The High Court of Singapore granted Defi Payments Ltd., the founder of the Vauld crypto-credit platform, protection against financial claims from platform customers for 3 months, Bloomberg reports. According to the publication, the introduced moratorium deprives 147,000 Vauld creditors of the right to file lawsuits until November 7.
The court decision partially satisfied the application of Defi Payments dated July 12: the company requested a moratorium for six months. The judge clarified that an extension of the deadline is possible after assessing the progress of the firm in establishing contacts with its creditors, the article says.

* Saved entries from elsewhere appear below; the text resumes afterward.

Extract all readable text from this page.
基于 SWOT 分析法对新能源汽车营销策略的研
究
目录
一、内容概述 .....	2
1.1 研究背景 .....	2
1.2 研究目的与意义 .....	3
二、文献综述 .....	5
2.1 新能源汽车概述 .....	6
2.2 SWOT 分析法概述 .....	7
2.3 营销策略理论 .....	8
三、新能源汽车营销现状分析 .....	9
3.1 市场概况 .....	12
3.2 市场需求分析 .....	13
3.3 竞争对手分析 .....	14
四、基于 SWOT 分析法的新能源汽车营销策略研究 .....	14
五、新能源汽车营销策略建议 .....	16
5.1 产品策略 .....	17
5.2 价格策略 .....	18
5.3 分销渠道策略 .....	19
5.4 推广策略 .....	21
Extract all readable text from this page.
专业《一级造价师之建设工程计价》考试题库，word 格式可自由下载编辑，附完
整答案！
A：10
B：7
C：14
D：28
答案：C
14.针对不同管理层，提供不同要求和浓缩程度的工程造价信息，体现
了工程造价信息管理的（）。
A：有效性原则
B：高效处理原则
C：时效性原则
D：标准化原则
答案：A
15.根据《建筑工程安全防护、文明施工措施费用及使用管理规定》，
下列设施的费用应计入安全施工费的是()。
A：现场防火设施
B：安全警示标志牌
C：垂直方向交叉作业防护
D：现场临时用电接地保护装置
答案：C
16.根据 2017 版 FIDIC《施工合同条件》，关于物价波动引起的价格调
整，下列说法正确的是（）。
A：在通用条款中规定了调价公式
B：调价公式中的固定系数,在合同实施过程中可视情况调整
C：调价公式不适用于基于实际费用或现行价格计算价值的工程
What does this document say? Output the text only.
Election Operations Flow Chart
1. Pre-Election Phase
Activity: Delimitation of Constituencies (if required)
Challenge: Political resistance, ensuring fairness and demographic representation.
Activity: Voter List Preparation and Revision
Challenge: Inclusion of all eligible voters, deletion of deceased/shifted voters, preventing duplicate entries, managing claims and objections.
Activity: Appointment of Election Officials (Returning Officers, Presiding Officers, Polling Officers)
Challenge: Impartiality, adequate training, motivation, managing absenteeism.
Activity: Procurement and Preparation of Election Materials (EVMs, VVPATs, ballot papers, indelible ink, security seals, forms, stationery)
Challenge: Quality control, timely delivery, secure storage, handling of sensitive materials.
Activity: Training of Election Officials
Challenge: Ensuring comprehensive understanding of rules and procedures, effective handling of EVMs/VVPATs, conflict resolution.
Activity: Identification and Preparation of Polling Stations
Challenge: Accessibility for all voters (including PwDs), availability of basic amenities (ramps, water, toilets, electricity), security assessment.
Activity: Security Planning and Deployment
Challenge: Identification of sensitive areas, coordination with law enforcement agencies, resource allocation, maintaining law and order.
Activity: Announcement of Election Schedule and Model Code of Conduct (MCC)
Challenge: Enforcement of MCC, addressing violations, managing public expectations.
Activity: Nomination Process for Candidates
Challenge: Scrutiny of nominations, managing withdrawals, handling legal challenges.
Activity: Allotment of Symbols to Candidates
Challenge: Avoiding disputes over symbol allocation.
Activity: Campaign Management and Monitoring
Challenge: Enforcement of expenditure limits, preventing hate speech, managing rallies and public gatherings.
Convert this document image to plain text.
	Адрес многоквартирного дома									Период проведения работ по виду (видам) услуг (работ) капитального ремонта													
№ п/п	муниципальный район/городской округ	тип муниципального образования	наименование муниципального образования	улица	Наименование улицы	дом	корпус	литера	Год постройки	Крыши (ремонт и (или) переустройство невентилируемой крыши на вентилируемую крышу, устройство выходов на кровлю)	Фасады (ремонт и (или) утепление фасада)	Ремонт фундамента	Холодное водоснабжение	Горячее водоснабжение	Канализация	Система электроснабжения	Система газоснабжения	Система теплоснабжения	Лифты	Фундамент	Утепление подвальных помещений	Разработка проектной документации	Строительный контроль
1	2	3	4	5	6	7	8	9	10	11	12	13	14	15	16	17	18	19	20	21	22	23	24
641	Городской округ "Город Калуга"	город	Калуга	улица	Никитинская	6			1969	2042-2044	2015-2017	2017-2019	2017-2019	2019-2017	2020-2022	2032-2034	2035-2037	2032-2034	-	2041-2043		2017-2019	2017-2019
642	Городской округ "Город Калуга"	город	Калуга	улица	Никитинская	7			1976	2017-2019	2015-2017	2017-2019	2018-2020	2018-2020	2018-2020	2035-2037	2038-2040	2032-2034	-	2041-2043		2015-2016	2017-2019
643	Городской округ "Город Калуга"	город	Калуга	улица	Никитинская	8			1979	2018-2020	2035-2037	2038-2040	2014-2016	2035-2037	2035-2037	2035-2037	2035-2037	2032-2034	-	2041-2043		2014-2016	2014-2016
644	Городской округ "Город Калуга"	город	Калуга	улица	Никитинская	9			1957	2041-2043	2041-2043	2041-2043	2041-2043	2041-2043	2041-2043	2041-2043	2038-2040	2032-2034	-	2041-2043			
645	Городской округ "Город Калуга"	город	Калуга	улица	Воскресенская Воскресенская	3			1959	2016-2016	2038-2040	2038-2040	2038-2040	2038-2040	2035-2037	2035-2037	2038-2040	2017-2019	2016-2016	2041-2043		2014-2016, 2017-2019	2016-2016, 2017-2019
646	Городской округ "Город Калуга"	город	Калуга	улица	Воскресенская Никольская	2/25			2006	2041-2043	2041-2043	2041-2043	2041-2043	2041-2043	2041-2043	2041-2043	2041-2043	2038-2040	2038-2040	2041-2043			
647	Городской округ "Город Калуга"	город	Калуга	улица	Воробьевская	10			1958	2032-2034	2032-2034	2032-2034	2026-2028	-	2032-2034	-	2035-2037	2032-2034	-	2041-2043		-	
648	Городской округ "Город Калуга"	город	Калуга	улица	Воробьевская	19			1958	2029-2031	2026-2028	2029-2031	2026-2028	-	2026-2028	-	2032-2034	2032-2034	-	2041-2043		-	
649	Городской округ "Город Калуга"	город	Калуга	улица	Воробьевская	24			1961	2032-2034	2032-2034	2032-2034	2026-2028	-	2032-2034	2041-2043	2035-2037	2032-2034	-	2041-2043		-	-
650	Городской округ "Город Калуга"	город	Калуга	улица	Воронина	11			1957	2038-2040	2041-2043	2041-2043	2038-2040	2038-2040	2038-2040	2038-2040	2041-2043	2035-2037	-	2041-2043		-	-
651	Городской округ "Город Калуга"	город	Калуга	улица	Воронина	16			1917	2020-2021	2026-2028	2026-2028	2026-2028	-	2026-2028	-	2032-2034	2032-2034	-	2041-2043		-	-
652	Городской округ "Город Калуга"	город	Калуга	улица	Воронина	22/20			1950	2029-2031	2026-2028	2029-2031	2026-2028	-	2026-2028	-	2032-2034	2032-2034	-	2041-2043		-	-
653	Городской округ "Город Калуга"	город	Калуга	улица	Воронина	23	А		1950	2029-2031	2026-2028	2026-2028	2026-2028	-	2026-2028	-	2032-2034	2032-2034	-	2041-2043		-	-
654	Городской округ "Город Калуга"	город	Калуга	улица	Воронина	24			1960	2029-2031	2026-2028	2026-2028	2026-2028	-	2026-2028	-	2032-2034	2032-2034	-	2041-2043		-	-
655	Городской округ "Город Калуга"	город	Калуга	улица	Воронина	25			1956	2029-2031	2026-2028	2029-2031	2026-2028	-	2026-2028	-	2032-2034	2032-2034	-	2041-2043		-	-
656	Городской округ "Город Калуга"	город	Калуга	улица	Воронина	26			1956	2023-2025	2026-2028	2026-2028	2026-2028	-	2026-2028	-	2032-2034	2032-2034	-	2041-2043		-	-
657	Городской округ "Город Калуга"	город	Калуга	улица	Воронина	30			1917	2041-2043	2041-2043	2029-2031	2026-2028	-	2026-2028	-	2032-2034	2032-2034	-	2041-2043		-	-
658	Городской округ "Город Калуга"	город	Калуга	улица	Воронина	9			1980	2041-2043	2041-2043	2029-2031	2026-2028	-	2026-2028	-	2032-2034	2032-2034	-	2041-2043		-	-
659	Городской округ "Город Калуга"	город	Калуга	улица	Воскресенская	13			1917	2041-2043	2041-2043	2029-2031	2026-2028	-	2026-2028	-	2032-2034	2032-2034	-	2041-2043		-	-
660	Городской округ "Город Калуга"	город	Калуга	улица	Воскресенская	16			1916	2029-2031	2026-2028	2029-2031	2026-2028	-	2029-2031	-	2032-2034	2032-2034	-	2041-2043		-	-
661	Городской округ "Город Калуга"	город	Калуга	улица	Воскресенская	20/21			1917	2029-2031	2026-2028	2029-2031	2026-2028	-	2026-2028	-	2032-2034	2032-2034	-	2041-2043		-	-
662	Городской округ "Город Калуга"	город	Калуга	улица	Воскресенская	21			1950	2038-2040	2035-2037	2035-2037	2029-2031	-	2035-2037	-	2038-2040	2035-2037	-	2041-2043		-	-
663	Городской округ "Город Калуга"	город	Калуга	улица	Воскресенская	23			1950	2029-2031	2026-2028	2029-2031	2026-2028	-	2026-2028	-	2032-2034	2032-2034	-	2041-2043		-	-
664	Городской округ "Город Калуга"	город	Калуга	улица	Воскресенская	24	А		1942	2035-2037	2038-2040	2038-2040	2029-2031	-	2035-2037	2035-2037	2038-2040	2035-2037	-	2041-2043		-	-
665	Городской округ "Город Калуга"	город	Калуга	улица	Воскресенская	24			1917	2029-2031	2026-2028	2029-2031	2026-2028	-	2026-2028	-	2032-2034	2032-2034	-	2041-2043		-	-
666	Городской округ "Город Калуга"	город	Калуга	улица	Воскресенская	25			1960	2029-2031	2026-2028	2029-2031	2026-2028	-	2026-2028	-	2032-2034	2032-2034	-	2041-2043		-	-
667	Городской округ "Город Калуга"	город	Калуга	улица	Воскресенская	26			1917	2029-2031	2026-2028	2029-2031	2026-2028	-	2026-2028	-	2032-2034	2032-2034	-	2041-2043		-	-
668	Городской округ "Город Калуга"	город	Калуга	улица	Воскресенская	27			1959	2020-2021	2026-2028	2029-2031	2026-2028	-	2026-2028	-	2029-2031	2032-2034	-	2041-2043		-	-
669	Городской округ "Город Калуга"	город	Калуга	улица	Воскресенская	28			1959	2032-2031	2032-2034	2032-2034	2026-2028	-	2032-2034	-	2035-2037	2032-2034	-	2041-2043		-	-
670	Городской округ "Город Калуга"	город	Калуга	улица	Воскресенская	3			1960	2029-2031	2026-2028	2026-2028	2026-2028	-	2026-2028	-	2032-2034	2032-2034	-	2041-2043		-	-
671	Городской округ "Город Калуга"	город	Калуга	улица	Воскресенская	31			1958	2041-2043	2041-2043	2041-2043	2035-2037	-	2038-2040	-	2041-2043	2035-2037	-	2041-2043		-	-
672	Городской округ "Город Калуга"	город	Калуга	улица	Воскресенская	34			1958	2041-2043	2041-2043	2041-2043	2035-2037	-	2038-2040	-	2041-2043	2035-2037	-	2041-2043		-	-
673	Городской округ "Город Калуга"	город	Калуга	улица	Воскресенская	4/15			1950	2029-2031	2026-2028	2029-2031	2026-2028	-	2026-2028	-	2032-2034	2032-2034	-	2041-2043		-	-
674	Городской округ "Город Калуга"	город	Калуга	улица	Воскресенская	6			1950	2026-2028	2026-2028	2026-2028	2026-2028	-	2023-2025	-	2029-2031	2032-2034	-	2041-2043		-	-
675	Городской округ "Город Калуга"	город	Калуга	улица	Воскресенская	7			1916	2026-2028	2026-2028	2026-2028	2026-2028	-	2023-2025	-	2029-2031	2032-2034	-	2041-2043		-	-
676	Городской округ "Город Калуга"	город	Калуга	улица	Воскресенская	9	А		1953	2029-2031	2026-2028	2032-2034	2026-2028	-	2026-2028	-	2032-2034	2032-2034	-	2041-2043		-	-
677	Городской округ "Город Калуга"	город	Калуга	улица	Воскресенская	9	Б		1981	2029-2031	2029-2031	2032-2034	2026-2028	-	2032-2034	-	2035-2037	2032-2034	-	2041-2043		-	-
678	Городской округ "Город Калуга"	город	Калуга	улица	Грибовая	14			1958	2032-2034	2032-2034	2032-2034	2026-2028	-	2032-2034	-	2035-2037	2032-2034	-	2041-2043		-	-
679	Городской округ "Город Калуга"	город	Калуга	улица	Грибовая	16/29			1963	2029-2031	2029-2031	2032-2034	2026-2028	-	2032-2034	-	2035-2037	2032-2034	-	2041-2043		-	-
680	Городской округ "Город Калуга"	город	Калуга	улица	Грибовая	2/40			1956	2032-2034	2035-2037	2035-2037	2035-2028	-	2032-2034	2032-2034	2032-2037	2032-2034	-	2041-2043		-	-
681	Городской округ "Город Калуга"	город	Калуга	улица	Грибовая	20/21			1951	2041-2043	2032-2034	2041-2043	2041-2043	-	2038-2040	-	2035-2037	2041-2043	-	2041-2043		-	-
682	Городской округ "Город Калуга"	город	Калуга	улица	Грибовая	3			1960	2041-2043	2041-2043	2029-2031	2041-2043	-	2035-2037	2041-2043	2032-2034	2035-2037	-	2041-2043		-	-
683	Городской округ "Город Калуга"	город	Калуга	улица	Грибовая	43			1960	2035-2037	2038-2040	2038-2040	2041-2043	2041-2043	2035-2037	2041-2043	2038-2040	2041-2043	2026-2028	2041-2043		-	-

Founded in 2019, Singapore-based cryptocurrency lending and trading platform Vauld, formerly known as Bank of Hodlers, decided in mid-June to reduce its staff by 30%, cut marketing spending, and cut team executive pay by 50%. In early July, Vauld suspended withdrawals, trading, and deposits on the platform. The company noted that these decisions were prompted by the current situation in the digital asset market.
Simultaneously with the application for a moratorium, the Vauld crypto platform informed investors that it was short of $70 million to cover its obligations. Vauld has about $330 million in assets and about $400 million in liabilities. Also, a significant part of the platform's assets is placed in loans for a period of 3 to 11 months, which cannot be withdrawn ahead of schedule.